Indonesia tinggi. Sebagai salah satu


dari sepuluh negara DM [1] [2],
prevalensi
DM di Indonesia telah meningkat dari
tahun ke tahun. Pada tahun 1983,
prevalensi DM di Indonesia adalah
1,63% [3], meningkat 5,7% pada
tahun 2007 [4] dan diperkirakan
akan 6,0% pada tahun 2030 [1] atau
sama dengan 8,5 juta di
2013 dan akan 14,1 juta pasien pada
2035 [2]. Selain itu, survei nasional
melaporkan sejumlah tinggi
terdiagnosis
DM di Indonesia (4,3%) [4] [5]. Oleh
karena itu, prevalensi DM di
Indonesia adalah potensi untuk
menjadi lebih tinggi
dari data yang tersedia.

Salah satu komplikasi DM utama


adalah pengembangan ulkus kaki
diabetik (DFU).
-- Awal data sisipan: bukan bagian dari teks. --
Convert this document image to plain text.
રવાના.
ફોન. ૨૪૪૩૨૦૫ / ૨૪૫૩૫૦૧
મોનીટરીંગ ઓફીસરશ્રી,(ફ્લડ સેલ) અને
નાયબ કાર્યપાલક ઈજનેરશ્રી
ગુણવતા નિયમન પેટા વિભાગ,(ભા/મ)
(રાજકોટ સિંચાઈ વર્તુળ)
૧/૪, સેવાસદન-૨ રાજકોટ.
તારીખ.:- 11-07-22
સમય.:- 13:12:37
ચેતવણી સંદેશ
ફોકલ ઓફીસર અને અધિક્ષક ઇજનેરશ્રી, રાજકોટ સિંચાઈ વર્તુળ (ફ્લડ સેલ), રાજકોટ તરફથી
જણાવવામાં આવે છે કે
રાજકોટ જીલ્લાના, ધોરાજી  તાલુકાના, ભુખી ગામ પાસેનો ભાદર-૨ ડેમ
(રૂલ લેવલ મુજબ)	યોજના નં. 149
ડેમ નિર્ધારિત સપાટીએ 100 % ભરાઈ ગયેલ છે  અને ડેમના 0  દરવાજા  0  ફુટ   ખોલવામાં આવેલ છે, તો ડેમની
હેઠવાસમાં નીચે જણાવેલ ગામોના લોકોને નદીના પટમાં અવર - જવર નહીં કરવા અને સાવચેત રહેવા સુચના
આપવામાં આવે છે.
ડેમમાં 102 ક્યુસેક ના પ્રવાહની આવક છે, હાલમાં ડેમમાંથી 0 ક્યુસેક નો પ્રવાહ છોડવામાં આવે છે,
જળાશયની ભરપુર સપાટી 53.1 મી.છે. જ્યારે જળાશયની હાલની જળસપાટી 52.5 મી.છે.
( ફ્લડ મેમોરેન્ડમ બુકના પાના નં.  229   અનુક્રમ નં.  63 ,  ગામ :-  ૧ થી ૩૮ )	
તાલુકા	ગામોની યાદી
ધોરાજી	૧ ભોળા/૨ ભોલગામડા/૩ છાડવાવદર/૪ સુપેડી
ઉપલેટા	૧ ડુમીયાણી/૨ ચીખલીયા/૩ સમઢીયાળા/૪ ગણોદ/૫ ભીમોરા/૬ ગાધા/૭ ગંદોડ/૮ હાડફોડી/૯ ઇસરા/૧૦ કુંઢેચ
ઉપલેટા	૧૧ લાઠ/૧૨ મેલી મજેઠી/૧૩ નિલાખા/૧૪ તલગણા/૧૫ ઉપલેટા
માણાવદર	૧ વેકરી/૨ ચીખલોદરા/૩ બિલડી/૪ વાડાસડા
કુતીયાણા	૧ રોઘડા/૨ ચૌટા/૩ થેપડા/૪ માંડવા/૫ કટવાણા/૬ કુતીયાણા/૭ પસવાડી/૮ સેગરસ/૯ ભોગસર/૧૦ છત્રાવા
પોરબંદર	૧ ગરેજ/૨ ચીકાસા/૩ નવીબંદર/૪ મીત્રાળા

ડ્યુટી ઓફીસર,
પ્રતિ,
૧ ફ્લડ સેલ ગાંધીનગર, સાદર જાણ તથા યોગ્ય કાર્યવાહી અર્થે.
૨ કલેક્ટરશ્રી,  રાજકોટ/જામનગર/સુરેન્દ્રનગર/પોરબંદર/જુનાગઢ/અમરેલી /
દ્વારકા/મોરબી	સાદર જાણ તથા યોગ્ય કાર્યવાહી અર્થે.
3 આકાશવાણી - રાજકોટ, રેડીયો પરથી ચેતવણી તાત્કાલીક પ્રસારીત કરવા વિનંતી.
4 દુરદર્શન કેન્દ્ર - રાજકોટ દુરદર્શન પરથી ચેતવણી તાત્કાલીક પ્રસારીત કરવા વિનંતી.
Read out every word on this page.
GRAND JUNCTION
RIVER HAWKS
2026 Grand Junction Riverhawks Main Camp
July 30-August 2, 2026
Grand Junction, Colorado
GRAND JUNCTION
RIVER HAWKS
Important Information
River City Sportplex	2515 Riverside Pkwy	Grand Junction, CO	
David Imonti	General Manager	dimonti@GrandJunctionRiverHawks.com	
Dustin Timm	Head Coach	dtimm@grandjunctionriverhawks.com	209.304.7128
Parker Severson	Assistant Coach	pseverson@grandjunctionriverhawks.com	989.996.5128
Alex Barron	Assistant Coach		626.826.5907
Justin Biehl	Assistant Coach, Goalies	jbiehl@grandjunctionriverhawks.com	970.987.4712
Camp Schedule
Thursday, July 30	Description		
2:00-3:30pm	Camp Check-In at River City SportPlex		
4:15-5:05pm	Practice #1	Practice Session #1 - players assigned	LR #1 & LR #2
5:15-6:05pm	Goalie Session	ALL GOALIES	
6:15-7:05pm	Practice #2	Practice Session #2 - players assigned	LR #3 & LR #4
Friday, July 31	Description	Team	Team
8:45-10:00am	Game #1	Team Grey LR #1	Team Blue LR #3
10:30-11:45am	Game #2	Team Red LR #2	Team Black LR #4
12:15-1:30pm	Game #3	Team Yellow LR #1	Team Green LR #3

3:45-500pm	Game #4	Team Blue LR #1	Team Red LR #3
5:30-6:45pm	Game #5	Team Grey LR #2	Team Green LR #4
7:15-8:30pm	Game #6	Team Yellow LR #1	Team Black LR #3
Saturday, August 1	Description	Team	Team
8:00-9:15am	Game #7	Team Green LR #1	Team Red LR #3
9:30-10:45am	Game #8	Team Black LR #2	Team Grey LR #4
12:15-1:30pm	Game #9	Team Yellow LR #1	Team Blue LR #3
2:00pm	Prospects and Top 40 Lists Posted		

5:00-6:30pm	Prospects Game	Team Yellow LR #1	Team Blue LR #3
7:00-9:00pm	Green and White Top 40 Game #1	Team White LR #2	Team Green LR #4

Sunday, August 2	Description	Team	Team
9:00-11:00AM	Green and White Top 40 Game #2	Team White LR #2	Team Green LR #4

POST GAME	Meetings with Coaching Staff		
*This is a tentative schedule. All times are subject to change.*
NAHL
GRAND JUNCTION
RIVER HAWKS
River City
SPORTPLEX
International Working
Group on Foot Diabetic (IWGDF)
telah mengusulkan neuropati dan
angiopati sebagai faktor risiko utama
untuk pengembangan
DFU [6]. Peran faktor-faktor risiko
telah dijelaskan biomechanically [7]
dan biologis [8]. Di
Barat, neuropati ditentukan oleh
faktor-faktor demografi [9],
sedangkan pengembangan DFU
terutama terkait
trauma, neuropati dan kelainan
bentuk [10]. Namun, sebagian besar
penelitian difokuskan hanya pada
neuropati atau angiopati.
Tidak seperti di negara-negara Barat
di Indonesia, hanya ada beberapa

penelitian yang berhubungan


dengan prevalensi, faktor yang
terkait
untuk kehadiran risiko dan DFU.
Penelitian sebelumnya
menyimpulkan bahwa komplikasi
utama DM di Indonesia adalah
neuropati (13% - 78%),
mikrovaskuler komplikasi (16% 53%) dan DFU (7,3% - 24%) [5].
Namun, ada
adalah informasi yang tidak
memadai terkait dengan faktor yang
terkait untuk kehadiran risiko dan
DFU. Selain itu, eksternal
Data dari studi negara Barat tidak
dapat digeneralisasi ke pengaturan
Indonesia sejak karakteristik
demografi,

gaya hidup dan perilaku yang


berbeda. Fakta ini menyebabkan
keterbatasan strategi pencegahan
untuk mencegah kehadiran
risiko dan DFU berdasarkan tipe 2
diabetes mellitus Indonesia (T2DM)
karakteristik. Dengan demikian,
tujuan
Studi epidemiologi ini adalah untuk
mengevaluasi prevalensi, faktor
yang terkait untuk kehadiran risiko
dan DFU antara DMT2
pasien di Makassar, Indonesia Timur.
Prevalensi risiko dan DFU lebih tinggi
di Indonesia. Studi ini menemukan
bahwa prevalensi risiko (neuropati
dan angiopati) dalam penelitian ini
adalah 55,4%. Temuan ini berada
dalam prevalensi global risiko 40% 70% [21].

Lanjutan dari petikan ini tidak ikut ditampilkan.